| Barbara Döring |
| 07.07.2026 08:00 Uhr |
Erst kürzlich hat ein internationales Forschungsteam mit Wissenschaftlern des Max-Planck-Instituts für biologische Kybernetik in Tübingen einen direkten Kommunikationsweg vom Gehirn zum Darm identifiziert, der erklären könnte, wie sich psychische Zustände auf das Darmmikrobiom auswirken. Demnach beeinflusst das Gehirn mithilfe des Vagusnervs über die Brunner-Drüsen im Darm die Zusammensetzung der Bakteriengemeinschaft. Die Brunner-Drüsen sondern einen Schleim ab, der die Darmwand auskleidet und nützliche Darmbakterien gedeihen lässt.
Der Vagusnerv verbindet die Brunner-Drüsen mit der Amygdala, einem Gehirnareal für emotionale Reaktionen. Stress und Ängstlichkeit verringern die Aktivität der Amygdala, sodass der Vagusnerv weniger Signale aussendet. Die Kommunikation wird spärlicher und die Brunner-Drüsen sondern weniger des für die Darmbakterien nötigen Schleims ab. Die Ergebnisse könnten laut den Forschenden erklären, warum psychosozialer Stress die Wahrscheinlichkeit einer Infektionserkrankung erhöht. Sie könnten zudem Möglichkeiten aufzeigen, den Auswirkungen von Stress entgegenzuwirken. In Untersuchungen mit Mäusen normalisierte die Stimulation des Vagusnervs die Schleimsekretion und glich die Auswirkung von Stress auf die Darmbakterien aus. Auch Probiotika konnten bei gestressten Mäusen die Folgen der psychischen Belastung kompensieren.
Inwieweit sich aus den Erkenntnissen zur Darm-Hirn-Achse neue Therapieoptionen ergeben könnten, wird zurzeit untersucht. Eine Stuhltransplantation etwa ist bereits bei schweren und wiederholten Durchfällen bei einer Darmbesiedelung mit Clostridium difficile zugelassen. Bei einer entsprechenden Übersiedelung von Darmbakterien sind auch Risiken zu beachten. So besteht das Gefahr, infektiöse Erkrankungen zu übertragen.
Die Frage, was ein gutes Mikrobiom ausmacht, das für eine gesunde Kommunikation zwischen Darm und Gehirn sorgt, lässt sich bislang schwer beantworten. Die Zusammensetzung ist von Mensch zu Mensch sehr individuell und kann sich stark unterscheiden, obwohl sich beide vielleicht topfit fühlen. Heute ist zumindest klar: Eine Darmflora mit möglichst vielen verschiedenen günstigen Bakterien scheint der Grundstein für eine gute Gesundheit zu sein. Und diese Vielfalt lässt sich durch eine ballaststoffreiche und pflanzenbetonte Ernährung mit Vollkorn, Hülsenfrüchten, Gemüse, Obst und Nüssen erreichen. Dagegen korreliert eine Ernährung mit viel rotem Fleisch, gesättigten Fetten, Zucker und stark verarbeiteten Produkten mit einer geringen Diversität der Darmbakterien, die wiederum oft mit einer schlechteren Gesundheit in Verbindung steht.

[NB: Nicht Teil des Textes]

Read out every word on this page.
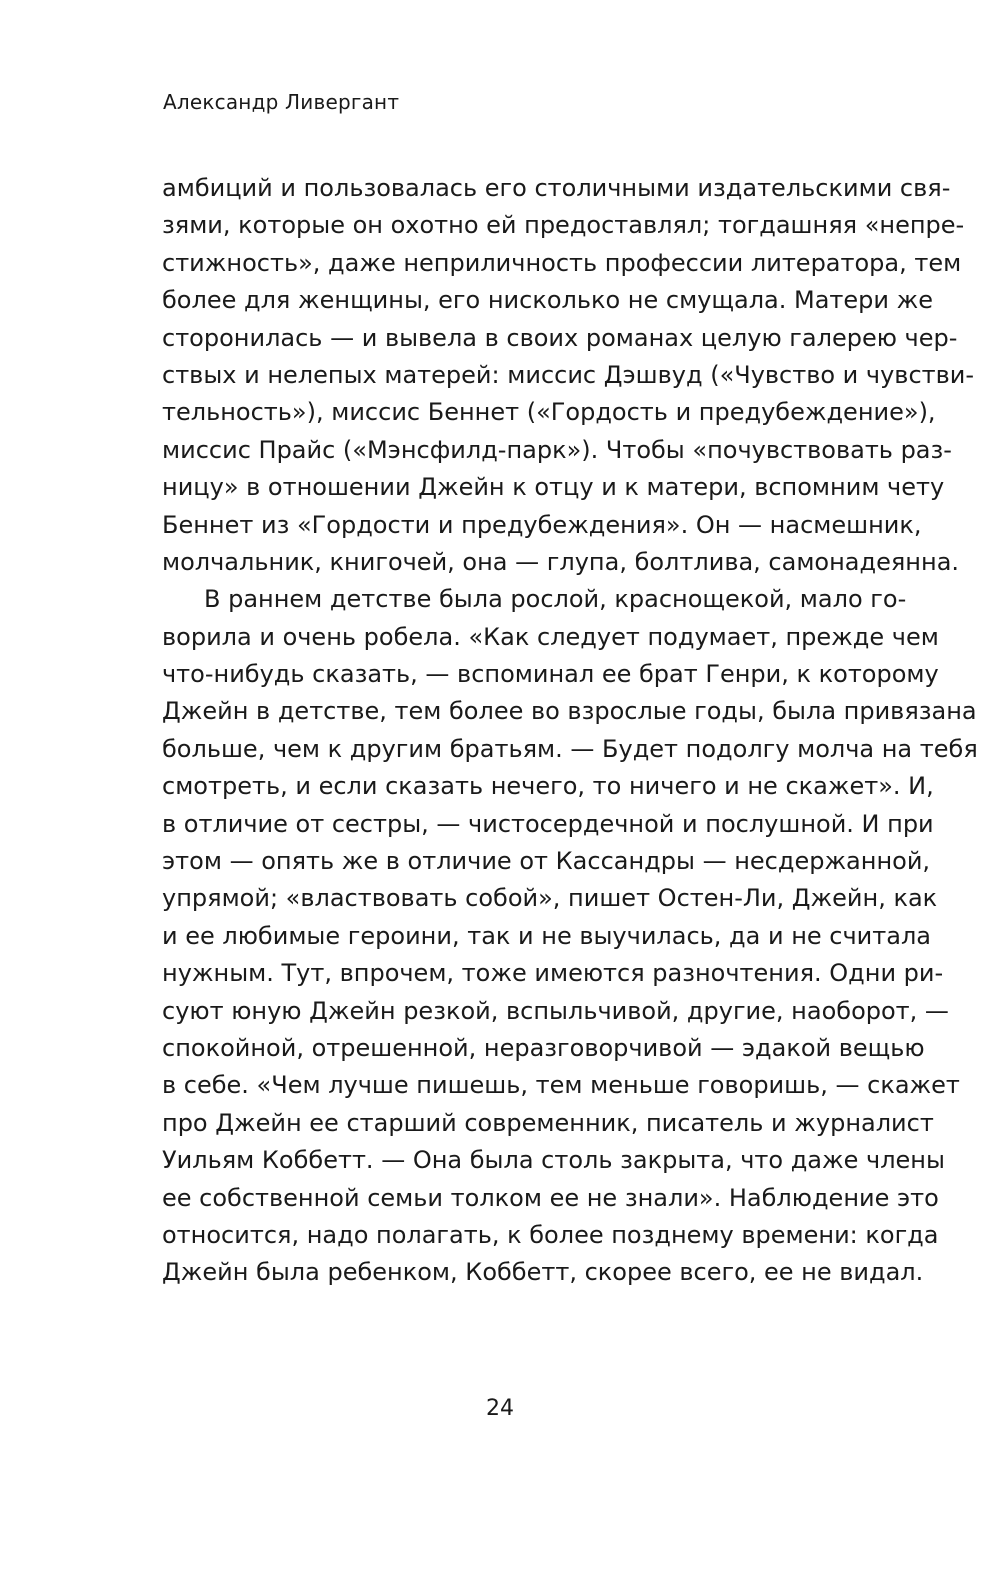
Александр Ливергант
амбиций и пользовалась его столичными издательскими свя-
зями, которые он охотно ей предоставлял; тогдашняя «непре-
стижность», даже неприличность профессии литератора, тем
более для женщины, его нисколько не смущала. Матери же
сторонилась — и вывела в своих романах целую галерею чер-
ствых и нелепых матерей: миссис Дэшвуд («Чувство и чувстви-
тельность»), миссис Беннет («Гордость и предубеждение»),
миссис Прайс («Мэнсфилд-парк»). Чтобы «почувствовать раз-
ницу» в отношении Джейн к отцу и к матери, вспомним чету
Беннет из «Гордости и предубеждения». Он — насмешник,
молчальник, книгочей, она — глупа, болтлива, самонадеянна.
В раннем детстве была рослой, краснощекой, мало го-
ворила и очень робела. «Как следует подумает, прежде чем
что-нибудь сказать, — вспоминал ее брат Генри, к которому
Джейн в детстве, тем более во взрослые годы, была привязана
больше, чем к другим братьям. — Будет подолгу молча на тебя
смотреть, и если сказать нечего, то ничего и не скажет». И,
в отличие от сестры, — чистосердечной и послушной. И при
этом — опять же в отличие от Кассандры — несдержанной,
упрямой; «властвовать собой», пишет Остен-Ли, Джейн, как
и ее любимые героини, так и не выучилась, да и не считала
нужным. Тут, впрочем, тоже имеются разночтения. Одни ри-
суют юную Джейн резкой, вспыльчивой, другие, наоборот, —
спокойной, отрешенной, неразговорчивой — эдакой вещью
в себе. «Чем лучше пишешь, тем меньше говоришь, — скажет
про Джейн ее старший современник, писатель и журналист
Уильям Коббетт. — Она была столь закрыта, что даже члены
ее собственной семьи толком ее не знали». Наблюдение это
относится, надо полагать, к более позднему времени: когда
Джейн была ребенком, Коббетт, скорее всего, ее не видал.
24
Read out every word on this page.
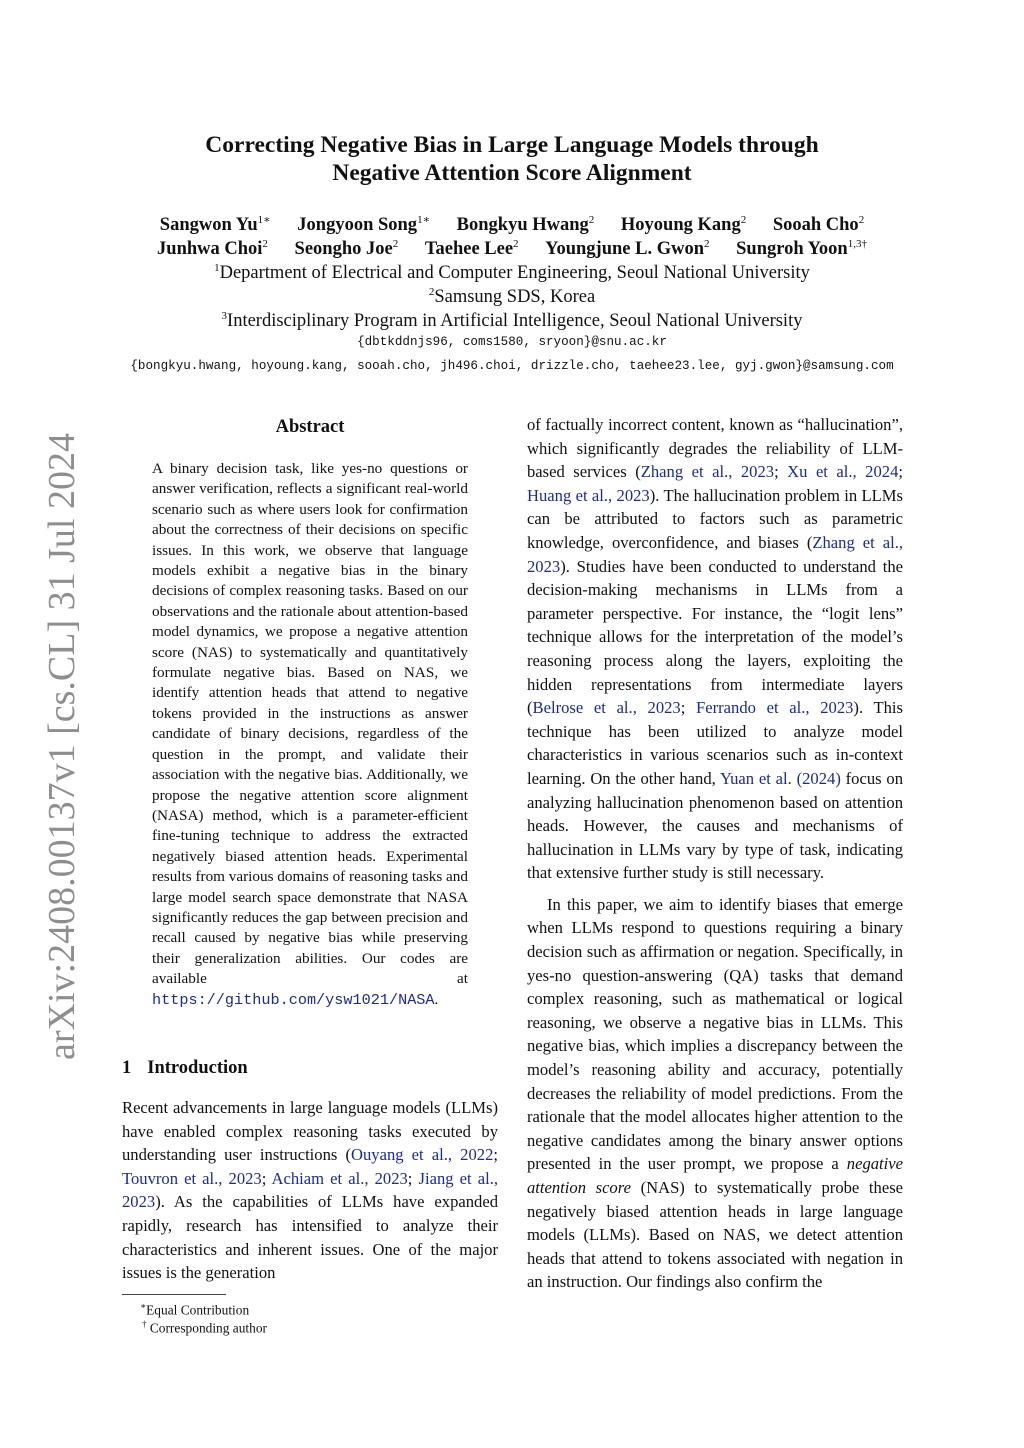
arXiv:2408.00137v1 [cs.CL] 31 Jul 2024
Correcting Negative Bias in Large Language Models through
Negative Attention Score Alignment
Sangwon $Yu^{1∗}$ Jongyoon Song$^{1∗}$ Bongkyu Hwang$^2$ Hoyoung Kang$^2$ Sooah Cho$^2$
Junhwa Choi$^2$ Seongho Joe$^2$ Taehee Lee$^2$ Youngjune L. Gwon$^2$ Sungroh Yoon$^{1,3\dagger}$
$^1$Department of Electrical and Computer Engineering, Seoul National University
$^2$Samsung SDS, Korea
$^3$Interdisciplinary Program in Artificial Intelligence, Seoul National University
{dbtkddnjs96, coms1580, sryoon}@snu.ac.kr
{bongkyu.hwang, hoyoung.kang, sooah.cho, jh496.choi, drizzle.cho, taehee23.lee, gyj.gwon}@samsung.com
Abstract

A binary decision task, like yes-no questions or answer verification, reflects a significant real-world scenario such as where users look for confirmation about the correctness of their decisions on specific issues. In this work, we observe that language models exhibit a negative bias in the binary decisions of complex reasoning tasks. Based on our observations and the rationale about attention-based model dynamics, we propose a negative attention score (NAS) to systematically and quantitatively formulate negative bias. Based on NAS, we identify attention heads that attend to negative tokens provided in the instructions as answer candidate of binary decisions, regardless of the question in the prompt, and validate their association with the negative bias. Additionally, we propose the negative attention score alignment (NASA) method, which is a parameter-efficient fine-tuning technique to address the extracted negatively biased attention heads. Experimental results from various domains of reasoning tasks and large model search space demonstrate that NASA significantly reduces the gap between precision and recall caused by negative bias while preserving their generalization abilities. Our codes are available at https://github.com/ysw1021/NASA.

1 Introduction

Recent advancements in large language models (LLMs) have enabled complex reasoning tasks executed by understanding user instructions (Ouyang et al., 2022; Touvron et al., 2023; Achiam et al., 2023; Jiang et al., 2023). As the capabilities of LLMs have expanded rapidly, research has intensified to analyze their characteristics and inherent issues. One of the major issues is the generation

∗Equal Contribution
† Corresponding author

of factually incorrect content, known as “hallucination”, which significantly degrades the reliability of LLM-based services (Zhang et al., 2023; Xu et al., 2024; Huang et al., 2023). The hallucination problem in LLMs can be attributed to factors such as parametric knowledge, overconfidence, and biases (Zhang et al., 2023). Studies have been conducted to understand the decision-making mechanisms in LLMs from a parameter perspective. For instance, the “logit lens” technique allows for the interpretation of the model’s reasoning process along the layers, exploiting the hidden representations from intermediate layers (Belrose et al., 2023; Ferrando et al., 2023). This technique has been utilized to analyze model characteristics in various scenarios such as in-context learning. On the other hand, Yuan et al. (2024) focus on analyzing hallucination phenomenon based on attention heads. However, the causes and mechanisms of hallucination in LLMs vary by type of task, indicating that extensive further study is still necessary.

In this paper, we aim to identify biases that emerge when LLMs respond to questions requiring a binary decision such as affirmation or negation. Specifically, in yes-no question-answering (QA) tasks that demand complex reasoning, such as mathematical or logical reasoning, we observe a negative bias in LLMs. This negative bias, which implies a discrepancy between the model’s reasoning ability and accuracy, potentially decreases the reliability of model predictions. From the rationale that the model allocates higher attention to the negative candidates among the binary answer options presented in the user prompt, we propose a negative attention score (NAS) to systematically probe these negatively biased attention heads in large language models (LLMs). Based on NAS, we detect attention heads that attend to tokens associated with negation in an instruction. Our findings also confirm the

Das Darmmikrobiom besteht zu 99 Prozent aus Bakterien. Im Dickdarm findet sich eine Gesamtmasse von 1–2 kg und eine hohe Vielfalt von bis zu 1000 Arten, darunter Lactobacillus, Bifidobacterium oder Akkermansia. Durch einseitige Ernährung oder eine Antibiotikatherapie kann die Vielfalt der Darmbakterien abnehmen. Inwieweit Probiotika dabei helfen, das Mikrobiom gezielt und dauerhaft aufzubauen, ist noch unklar. Bei einer antibiotischen Therapie können sie das Risiko für Durchfall verringern.
Verschiedene Studien weisen positive Effekte von Probiotika auf die Gesundheit nach. So zeigt eine Metaanalyse einen günstigen Einfluss auf kognitive Funktion, Depression und Angstzustände. Bei Patienten mit Typ-2-Diabetes können Probiotika Entzündungsmarker senken und womöglich die Blutzuckerregulation verbessern. Im Hinblick auf die Verbesserung bestimmter Allergien zeigte der Lactobacillus-rhamnosus-GG-Stamm signifikante Vorteile.